Review for Mr. Impossible, by Loretta Chase:

As cheesy as it is, and as strange as it sounds from a reviewer of romance novels, Mr. Impossible is the kind of book that makes me believe in love. And happiness. Rupert Carsington and Daphne Pembroke, two English folk far from home in Egypt, set off on a long, desert-crossing, Nile-sailing adventure to rescue Daphne's kidnapped brother. Though Rupert rubs Daphne the wrong way at first, they grow to rely on and appreciate each other, and of course are madly attracted to each other, as well.

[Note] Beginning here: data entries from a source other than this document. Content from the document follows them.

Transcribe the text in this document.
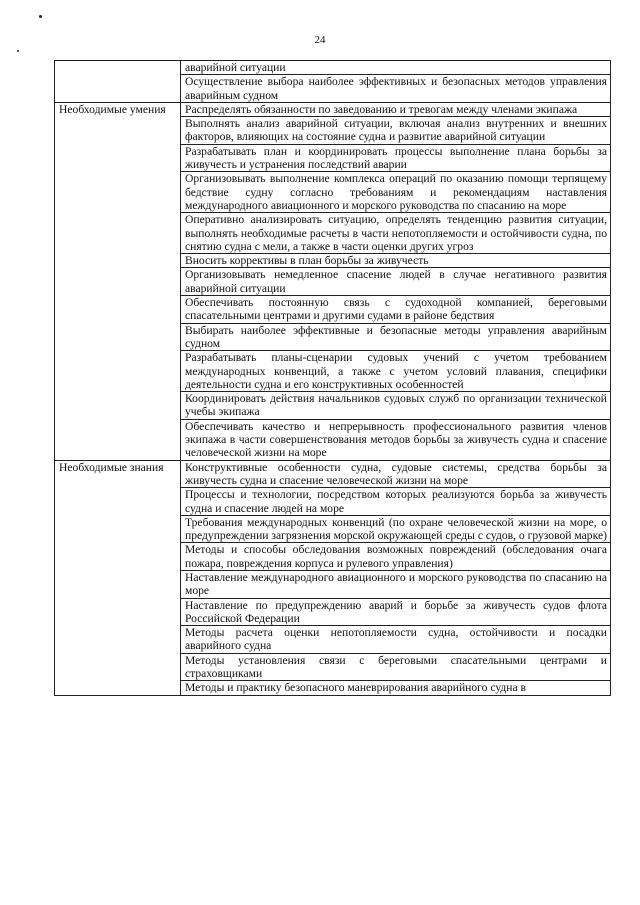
24
	аварийной ситуации
	Осуществление выбора наиболее эффективных и безопасных методов управления аварийным судном
Необходимые умения	Распределять обязанности по заведованию и тревогам между членами экипажа
	Выполнять анализ аварийной ситуации, включая анализ внутренних и внешних факторов, влияющих на состояние судна и развитие аварийной ситуации
	Разрабатывать план и координировать процессы выполнение плана борьбы за живучесть и устранения последствий аварии
	Организовывать выполнение комплекса операций по оказанию помощи терпящему бедствие судну согласно требованиям и рекомендациям наставления международного авиационного и морского руководства по спасанию на море
	Оперативно анализировать ситуацию, определять тенденцию развития ситуации, выполнять необходимые расчеты в части непотопляемости и остойчивости судна, по снятию судна с мели, а также в части оценки других угроз
	Вносить коррективы в план борьбы за живучесть
	Организовывать немедленное спасение людей в случае негативного развития аварийной ситуации
	Обеспечивать постоянную связь с судоходной компанией, береговыми спасательными центрами и другими судами в районе бедствия
	Выбирать наиболее эффективные и безопасные методы управления аварийным судном
	Разрабатывать планы-сценарии судовых учений с учетом требованием международных конвенций, а также с учетом условий плавания, специфики деятельности судна и его конструктивных особенностей
	Координировать действия начальников судовых служб по организации технической учебы экипажа
	Обеспечивать качество и непрерывность профессионального развития членов экипажа в части совершенствования методов борьбы за живучесть судна и спасение человеческой жизни на море
Необходимые знания	Конструктивные особенности судна, судовые системы, средства борьбы за живучесть судна и спасение человеческой жизни на море
	Процессы и технологии, посредством которых реализуются борьба за живучесть судна и спасение людей на море
	Требования международных конвенций (по охране человеческой жизни на море, о предупреждении загрязнения морской окружающей среды с судов, о грузовой марке)
	Методы и способы обследования возможных повреждений (обследования очага пожара, повреждения корпуса и рулевого управления)
	Наставление международного авиационного и морского руководства по спасанию на море
	Наставление по предупреждению аварий и борьбе за живучесть судов флота Российской Федерации
	Методы расчета оценки непотопляемости судна, остойчивости и посадки аварийного судна
	Методы установления связи с береговыми спасательными центрами и страховщиками
	Методы и практику безопасного маневрирования аварийного судна в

Both characters are dreamboats. Daphne is a scholar of ancient Egypt, obsessed with her studies and a positive genius. She often bores people with her lectures, but when tested she's fearless, uncomplainig, sensible, and has a great sense of humor. Rupert is an angel. In a totally trouble-making, boyish, teasing sort of way. He's a notorious hoyden, sent to Egypt to give his dad some peace. But as he and Daphne grow closer, he proves to be not only funny, but sweet, completely forthright, unabashed, and just a plain good man. He's simple--it's Daphne who has the complexes--and together they pretty much beat all.

The word for their love is genuine. As you read the story you watch them fall in love so naturally--not smoothly, but plausibly. Their romance is filled with humor. The affection and concern between them is moving, and the chemistry is spot-on; I loved them both individually and as a couple.

Even though this book was a slow read--all the Egyptology and the narratives of rival archaeologists got really boring--the perfection of the main characters and Chase's beautiful writing won't let me give it less than an A-.